‘More help needed’ for businesses hit by cancelations

Firms risk 'falling through the funding cracks' with events forced online.

‘More help needed’ for businesses hit by cancelations SNS Group

More help is needed for businesses that rely on Hogmanay celebrations to bring in much of their cash, Labour has said.

With events forced online this year as a result of coronavirus, the party insisted such firms must not be at risk of “falling through the funding cracks”.

Labour’s culture and tourism spokeswoman Claire Baker called for action as Scotland prepared to see in the start of 2021 in the midst of a global pandemic.

New Year’s Eve is usually one of the busiest times of the year for Scotland’s capital, as revellers from across the world flock to Edinburgh to join in the celebrations.

But this year, instead of its traditional torchlit procession and street party, the city is hosting a number of online events to mark the coming of the new year.

And with all of mainland Scotland currently under the toughest Level 4 restrictions, pubs and restaurants are closed for all but takeaway business.

Baker said: “Pubs, shops, restaurants and bars have all been impacted by the pandemic. However, not all tourism businesses can simply go online and not everyone can access the internet.

“Many other smaller businesses depend on physical footfall and passing traffic to keep their businesses afloat, such as stalls, rides and visitor attractions.

“They depend on in-person interaction and are the backbone of our high streets and communities. We cannot risk them falling through the funding cracks.”

The Labour MSP added: “Funding has been made available for many tourism businesses, along with the £14m fund for hotels.

“However, this fund has been overwhelmed with applications and shows that there has been a miscalculation over the level of support needed across Scotland.”

And she insisted: “The Sottish Government must do more to target relief at smaller, tourist-dependent businesses and provide assurances that support will be made available to them.”

Tourism Secretary Fergus Ewing said: “It’s been a particularly bruising year for our tourism and hospitality sectors. The Covid-19 crisis has shattered previously successful businesses and we are committed to doing everything possible to get them back on their feet.

“We have recently announced a further £104.3m support package for tourism and hospitality businesses in Scotland.

“We are working closely with industry partners on the Events Industry Advisory Group to support the future of the events sector and to aid the recovery from Covid-19.
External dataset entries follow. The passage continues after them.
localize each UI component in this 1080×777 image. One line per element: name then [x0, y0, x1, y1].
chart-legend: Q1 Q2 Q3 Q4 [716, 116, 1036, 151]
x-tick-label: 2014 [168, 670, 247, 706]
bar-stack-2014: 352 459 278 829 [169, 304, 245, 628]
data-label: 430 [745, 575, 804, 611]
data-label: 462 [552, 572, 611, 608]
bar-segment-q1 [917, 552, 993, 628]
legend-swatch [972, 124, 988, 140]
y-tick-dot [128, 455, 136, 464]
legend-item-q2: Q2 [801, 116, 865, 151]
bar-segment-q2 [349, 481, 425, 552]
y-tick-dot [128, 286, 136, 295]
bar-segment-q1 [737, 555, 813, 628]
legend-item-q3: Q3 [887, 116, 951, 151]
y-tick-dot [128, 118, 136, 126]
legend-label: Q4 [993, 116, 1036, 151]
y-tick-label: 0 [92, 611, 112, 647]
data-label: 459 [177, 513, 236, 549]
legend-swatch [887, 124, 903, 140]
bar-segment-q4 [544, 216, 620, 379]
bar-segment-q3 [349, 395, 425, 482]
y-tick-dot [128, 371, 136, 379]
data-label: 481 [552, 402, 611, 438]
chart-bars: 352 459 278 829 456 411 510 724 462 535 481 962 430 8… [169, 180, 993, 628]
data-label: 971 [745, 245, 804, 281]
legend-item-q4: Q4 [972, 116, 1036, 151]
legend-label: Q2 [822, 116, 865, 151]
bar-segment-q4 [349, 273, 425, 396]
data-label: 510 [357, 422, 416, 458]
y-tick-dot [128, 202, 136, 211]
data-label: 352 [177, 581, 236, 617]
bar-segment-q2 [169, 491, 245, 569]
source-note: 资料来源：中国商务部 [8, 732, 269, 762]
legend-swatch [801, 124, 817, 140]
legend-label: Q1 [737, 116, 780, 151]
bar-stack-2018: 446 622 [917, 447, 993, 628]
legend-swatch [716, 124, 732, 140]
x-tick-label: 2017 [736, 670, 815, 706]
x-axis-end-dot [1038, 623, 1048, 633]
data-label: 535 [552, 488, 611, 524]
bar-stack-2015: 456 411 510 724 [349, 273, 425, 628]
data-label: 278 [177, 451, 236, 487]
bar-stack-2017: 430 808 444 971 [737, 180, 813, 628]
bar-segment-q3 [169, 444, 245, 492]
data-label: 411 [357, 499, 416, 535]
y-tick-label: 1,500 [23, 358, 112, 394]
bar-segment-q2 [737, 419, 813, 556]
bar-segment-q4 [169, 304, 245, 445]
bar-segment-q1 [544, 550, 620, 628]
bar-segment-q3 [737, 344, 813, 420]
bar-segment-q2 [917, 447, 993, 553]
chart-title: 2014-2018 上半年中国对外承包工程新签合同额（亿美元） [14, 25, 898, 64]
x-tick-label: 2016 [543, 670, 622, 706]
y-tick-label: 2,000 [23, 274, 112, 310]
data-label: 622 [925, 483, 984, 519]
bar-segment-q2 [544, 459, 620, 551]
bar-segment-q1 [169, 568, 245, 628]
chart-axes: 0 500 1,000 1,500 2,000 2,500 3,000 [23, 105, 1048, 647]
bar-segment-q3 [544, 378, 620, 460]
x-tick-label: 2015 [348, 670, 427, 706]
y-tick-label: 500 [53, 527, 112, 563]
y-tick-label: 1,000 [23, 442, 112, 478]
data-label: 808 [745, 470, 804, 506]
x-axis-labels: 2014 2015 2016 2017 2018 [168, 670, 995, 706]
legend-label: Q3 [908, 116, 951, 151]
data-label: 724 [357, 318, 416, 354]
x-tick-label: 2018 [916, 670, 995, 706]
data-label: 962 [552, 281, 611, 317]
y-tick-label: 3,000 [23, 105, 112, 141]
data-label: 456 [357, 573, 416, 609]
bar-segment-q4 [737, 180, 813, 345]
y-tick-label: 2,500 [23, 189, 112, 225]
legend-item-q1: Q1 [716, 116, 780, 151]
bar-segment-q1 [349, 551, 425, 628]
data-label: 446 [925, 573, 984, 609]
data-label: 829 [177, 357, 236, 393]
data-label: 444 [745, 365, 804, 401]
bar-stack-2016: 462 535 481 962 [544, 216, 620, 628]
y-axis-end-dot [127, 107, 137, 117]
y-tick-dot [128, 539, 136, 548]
“The restrictions, as necessary as they are, continue to have a profound effect and it is fair to say that tourism and hospitality businesses are feeling it more than most.

“Although this year we can’t physically come together, through online events, such as Edinburgh’s Hogmanay, we can show everyone that Scotland is still, and will continue to be, the world-renowned home of Hogmanay.

“Clearly, in light of the enhanced restrictions to control the spread of the virus, we will be undertaking further work on what additional support is needed by businesses, including for the longer term.

“There is a need to move quickly to ensure that we respond to the threat of the virus and that the sector is adequately supported and ready to go again, when the time is right.”